The film centres on an awkward teen girl, Meg Murray (Storm Reid), and her younger extraordinarily intelligent brother, Charles Wallace (Deric McCabe). Together with Calvin (Levi Miller), another teen from Meg’s school, they go on an intergalactic adventure to rescue their missing scientist father Mr. Murry (Chris Pine). Three otherworldly beings—Mrs. Whatsit (Reese Witherspoon), Mrs. Who (Mindy Kaling), and Mrs. Which (Oprah Winfrey)—reveal to the children that Mr. Murry, who was studying the possibility of using mind power to physically travel through time and space, had not simply vanished four years earlier leaving his wife (Gugu Mbatha-Raw) and family behind, but had been trapped by an evil entity called “IT” on the dark and shadowy world of Camazotz.

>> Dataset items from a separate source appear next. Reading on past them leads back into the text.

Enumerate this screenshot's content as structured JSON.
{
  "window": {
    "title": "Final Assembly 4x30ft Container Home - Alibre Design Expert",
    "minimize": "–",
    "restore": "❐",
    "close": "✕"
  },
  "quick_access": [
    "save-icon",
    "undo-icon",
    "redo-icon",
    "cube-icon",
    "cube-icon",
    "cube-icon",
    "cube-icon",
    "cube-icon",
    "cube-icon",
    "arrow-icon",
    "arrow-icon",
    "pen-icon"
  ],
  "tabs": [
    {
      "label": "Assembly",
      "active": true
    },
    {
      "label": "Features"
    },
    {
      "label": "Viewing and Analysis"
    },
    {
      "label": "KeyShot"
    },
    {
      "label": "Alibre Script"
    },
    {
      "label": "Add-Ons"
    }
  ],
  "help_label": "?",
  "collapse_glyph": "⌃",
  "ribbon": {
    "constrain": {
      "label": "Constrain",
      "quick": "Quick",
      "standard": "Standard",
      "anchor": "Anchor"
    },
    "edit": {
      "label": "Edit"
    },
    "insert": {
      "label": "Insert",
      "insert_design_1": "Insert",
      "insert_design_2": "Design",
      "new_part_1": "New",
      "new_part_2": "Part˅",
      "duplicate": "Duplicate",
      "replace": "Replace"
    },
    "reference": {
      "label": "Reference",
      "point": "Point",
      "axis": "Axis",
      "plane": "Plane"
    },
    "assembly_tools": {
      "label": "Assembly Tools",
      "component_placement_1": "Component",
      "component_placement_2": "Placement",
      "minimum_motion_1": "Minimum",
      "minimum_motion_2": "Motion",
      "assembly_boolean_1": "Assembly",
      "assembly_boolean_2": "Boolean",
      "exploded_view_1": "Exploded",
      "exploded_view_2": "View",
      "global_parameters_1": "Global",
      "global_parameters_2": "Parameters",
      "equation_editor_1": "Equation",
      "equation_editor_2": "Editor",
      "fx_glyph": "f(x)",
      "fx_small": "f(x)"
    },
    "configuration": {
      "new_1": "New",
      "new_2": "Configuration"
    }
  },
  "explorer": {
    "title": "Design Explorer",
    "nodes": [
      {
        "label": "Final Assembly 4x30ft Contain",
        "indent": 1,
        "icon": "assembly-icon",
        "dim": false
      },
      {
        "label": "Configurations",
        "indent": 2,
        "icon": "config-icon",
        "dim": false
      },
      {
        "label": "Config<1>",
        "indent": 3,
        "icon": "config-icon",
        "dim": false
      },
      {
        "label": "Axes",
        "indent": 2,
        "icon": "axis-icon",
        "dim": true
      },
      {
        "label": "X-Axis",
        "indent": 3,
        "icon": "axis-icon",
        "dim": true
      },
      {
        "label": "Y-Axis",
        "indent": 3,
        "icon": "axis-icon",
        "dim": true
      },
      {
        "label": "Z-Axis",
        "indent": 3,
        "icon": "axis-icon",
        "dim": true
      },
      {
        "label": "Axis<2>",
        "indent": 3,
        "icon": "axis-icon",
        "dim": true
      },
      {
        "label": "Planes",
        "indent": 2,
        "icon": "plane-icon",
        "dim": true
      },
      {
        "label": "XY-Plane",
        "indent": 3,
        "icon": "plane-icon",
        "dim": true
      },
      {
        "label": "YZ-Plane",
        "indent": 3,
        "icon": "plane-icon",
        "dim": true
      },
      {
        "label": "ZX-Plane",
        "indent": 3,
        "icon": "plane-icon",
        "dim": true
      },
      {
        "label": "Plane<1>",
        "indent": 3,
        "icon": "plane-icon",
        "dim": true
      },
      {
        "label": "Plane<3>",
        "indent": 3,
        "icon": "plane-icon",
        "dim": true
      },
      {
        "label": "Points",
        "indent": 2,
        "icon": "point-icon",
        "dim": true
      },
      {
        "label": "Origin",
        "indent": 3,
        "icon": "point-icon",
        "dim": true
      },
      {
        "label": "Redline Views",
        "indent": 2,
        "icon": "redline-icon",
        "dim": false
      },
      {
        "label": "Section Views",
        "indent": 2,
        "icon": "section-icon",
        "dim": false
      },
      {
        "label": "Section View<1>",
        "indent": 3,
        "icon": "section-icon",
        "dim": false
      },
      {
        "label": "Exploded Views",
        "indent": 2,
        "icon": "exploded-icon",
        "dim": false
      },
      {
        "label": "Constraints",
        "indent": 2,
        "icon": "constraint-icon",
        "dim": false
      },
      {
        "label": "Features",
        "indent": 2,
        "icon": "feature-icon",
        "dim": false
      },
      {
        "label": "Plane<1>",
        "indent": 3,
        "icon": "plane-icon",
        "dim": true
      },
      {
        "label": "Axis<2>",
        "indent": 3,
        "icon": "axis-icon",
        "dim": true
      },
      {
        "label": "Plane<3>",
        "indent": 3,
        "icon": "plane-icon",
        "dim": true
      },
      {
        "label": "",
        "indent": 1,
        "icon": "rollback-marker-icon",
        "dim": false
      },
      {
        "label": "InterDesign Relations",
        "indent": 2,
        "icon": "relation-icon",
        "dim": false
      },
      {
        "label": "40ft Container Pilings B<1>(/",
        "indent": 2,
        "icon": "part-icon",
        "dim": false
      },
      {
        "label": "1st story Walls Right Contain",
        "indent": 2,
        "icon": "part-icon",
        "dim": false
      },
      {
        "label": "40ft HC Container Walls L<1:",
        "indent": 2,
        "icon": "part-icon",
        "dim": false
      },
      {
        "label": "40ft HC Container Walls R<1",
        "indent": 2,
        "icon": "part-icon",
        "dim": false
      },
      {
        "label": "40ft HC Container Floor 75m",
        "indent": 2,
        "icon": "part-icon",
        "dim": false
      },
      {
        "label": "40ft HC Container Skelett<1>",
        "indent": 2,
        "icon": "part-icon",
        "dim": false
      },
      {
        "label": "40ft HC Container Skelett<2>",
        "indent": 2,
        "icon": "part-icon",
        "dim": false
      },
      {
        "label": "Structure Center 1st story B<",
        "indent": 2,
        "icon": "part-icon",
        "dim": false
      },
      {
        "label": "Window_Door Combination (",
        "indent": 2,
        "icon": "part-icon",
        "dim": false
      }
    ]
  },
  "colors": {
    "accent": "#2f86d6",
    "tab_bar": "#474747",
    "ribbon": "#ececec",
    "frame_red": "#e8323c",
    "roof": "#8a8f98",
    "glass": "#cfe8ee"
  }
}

They further explain that this evil entity is a threat to the whole universe including earth. At one point, Mrs. Which tells Meg, who is challenged to be the warrior needed to rescue her father, that she will need to become one with the universe and one with herself. This makes the film not only a story about the love of children for their father and each other, but also a film about self-love and courage to face evil in the world and in oneself. Sadly, the film investigates both these themes rather poorly.
Adaptation is always tricky and DuVernay and her writers work hard to modernize the 1962 novel. One obvious change is the racial diversity of the cast—even the extras and background actors. The original book is not focused on diversity and these changes to the film in no way upset the telling of L'Engle’s story. The major impact on the story is the removal of all overtly Christian elements found in the book. This however may not be a bad thing depending on the viewer’s point of view. Objectively removing these elements impacts fidelity to the original text and raises the question of whether the material removed is all that great in the first place? For decades many Christians enjoyed the fact that A Wrinkle in Time (1962) mentions Jesus and quotes the Bible. However, the book’s Christian elements are not completely faithful to historic Christian teachings about salvation in Christ Jesus alone. In the end the book espouses a Universalist position of salvation and gets wrong both who Jesus is and the nature of His work of salvation.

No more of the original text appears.